Case ID: ri-dec_8/html/0164-02.html
Source: Caselaw Access Project
Author: {"author": "FROST, J.", "license": "Public Domain", "url": "https://static.case.law/"}
Date Created: 2024-08-24T03:29:51.129683

Fred Latham vs. Arthur F. Hunt
    No. 82850.
    January 5, 1932.
   FROST, J.

Heard on defendant's motion for new trial after verdict for plaintiff for $1,041.22.

There was evidence that plaintiff had loaned three different sums of money to defendant. Apparently the jury accepted the evidence as to two of the loans and declined to accept the evidence as being sufficient to support the third. The evidence as a whole clearly establishes the fact that money was loaned by Latham to Hunt and substantially in the amount as found by the jury.

As to the loans found by the jury to be established the defense was that defendant had been adjudicated a bankrupt and by his discharge had been released from the payment of prior indebtedness including the amounts owed to Latham.

Attorney for plaintiff: Benjamin Cianciarülo.

Attorneys for defendant: Walling & Walling.

It appeared that Hunt had filed a petition in bankruptcy on October 11, 1926, but had not listed Latham as a creditor. It further appeared that Latham had not been notified of the bankruptcy proceedings.

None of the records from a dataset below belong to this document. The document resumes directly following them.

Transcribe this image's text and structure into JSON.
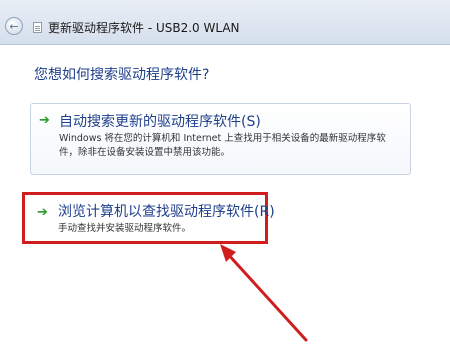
{
  "window": {
    "title": "更新驱动程序软件 - USB2.0 WLAN",
    "back_icon": "back-arrow-icon",
    "title_icon": "document-icon"
  },
  "main": {
    "question": "您想如何搜索驱动程序软件?",
    "options": [
      {
        "title": "自动搜索更新的驱动程序软件(S)",
        "description": "Windows 将在您的计算机和 Internet 上查找用于相关设备的最新驱动程序软件，除非在设备安装设置中禁用该功能。",
        "icon": "green-arrow-icon"
      },
      {
        "title": "浏览计算机以查找驱动程序软件(R)",
        "description": "手动查找并安装驱动程序软件。",
        "icon": "green-arrow-icon"
      }
    ]
  },
  "annotation": {
    "highlight_color": "#d01e1e",
    "arrow_color": "#d01e1e"
  }
}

The question submitted to the jury was whether in the absence of notice Latham had actual knowledge of the proceedings in bankruptcy.

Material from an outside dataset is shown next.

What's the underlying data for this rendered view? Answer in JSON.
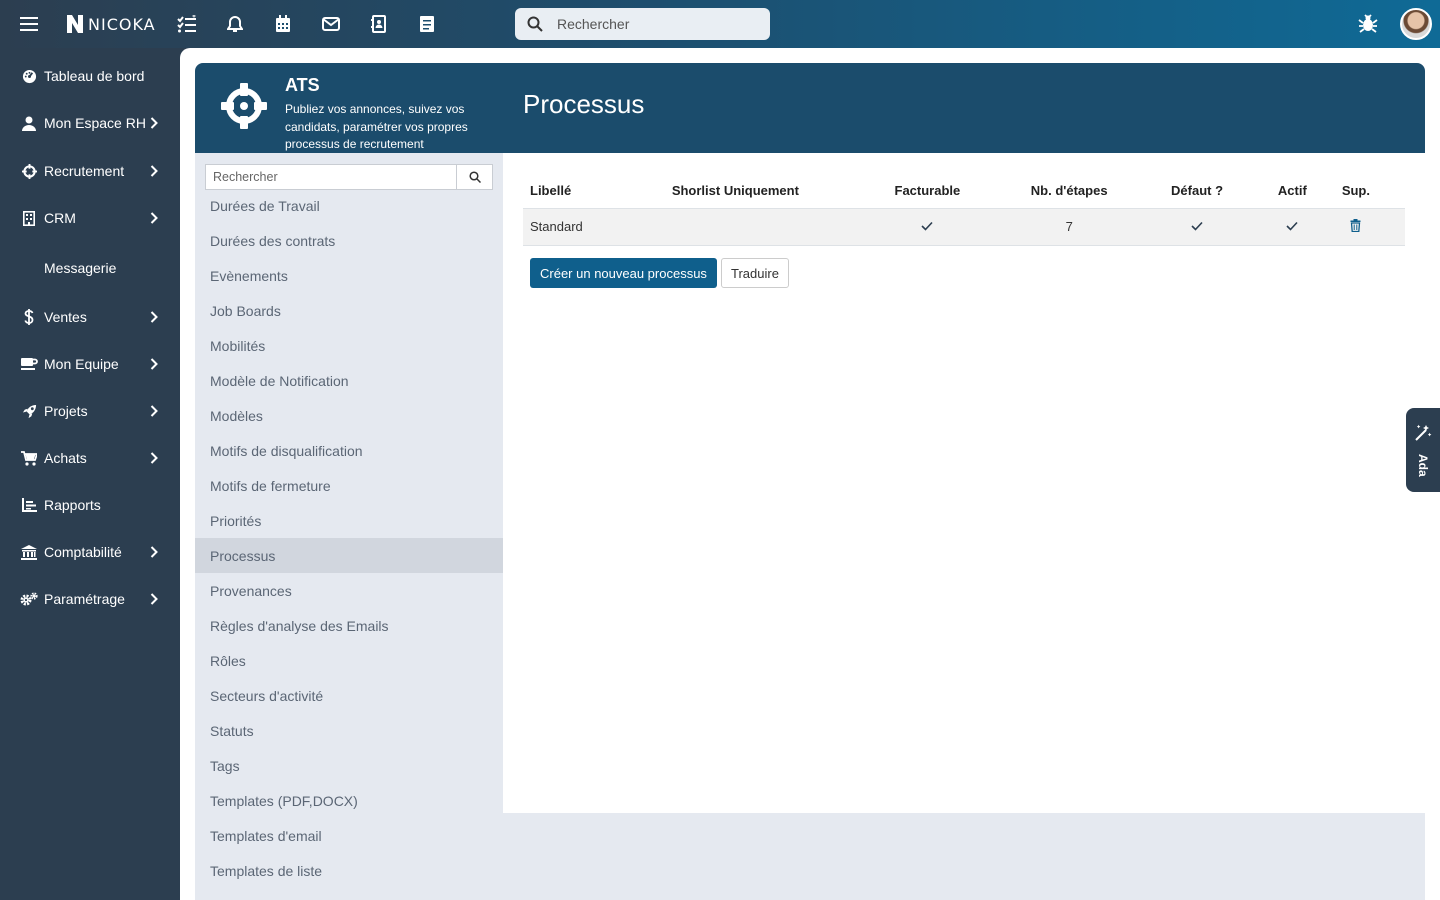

There was testimony that Hunt's financial condition had been the subject of many conversations between Hunt and Latham; that Hunt’s attorney had told Latham that Hunt was going into bankruptcy; that Latham's son Louis, who lived in the same house with his father, had been listed as a creditor, had been notified of the filing of Hunt’s petition , and had attended the first meeting of the creditors.

The great weight of the testimony m the case is to the effect that Latham must have known from the beginning that Hunt had been adjudicated a bankrupt. Latham did not attempt to prove his claims within the provable period for some reason which did not appear and the defendant was therefore' released from payment of them. The verdict was against the clear preponderance of the evidence and defendant’s motion for a new trial is therefore granted.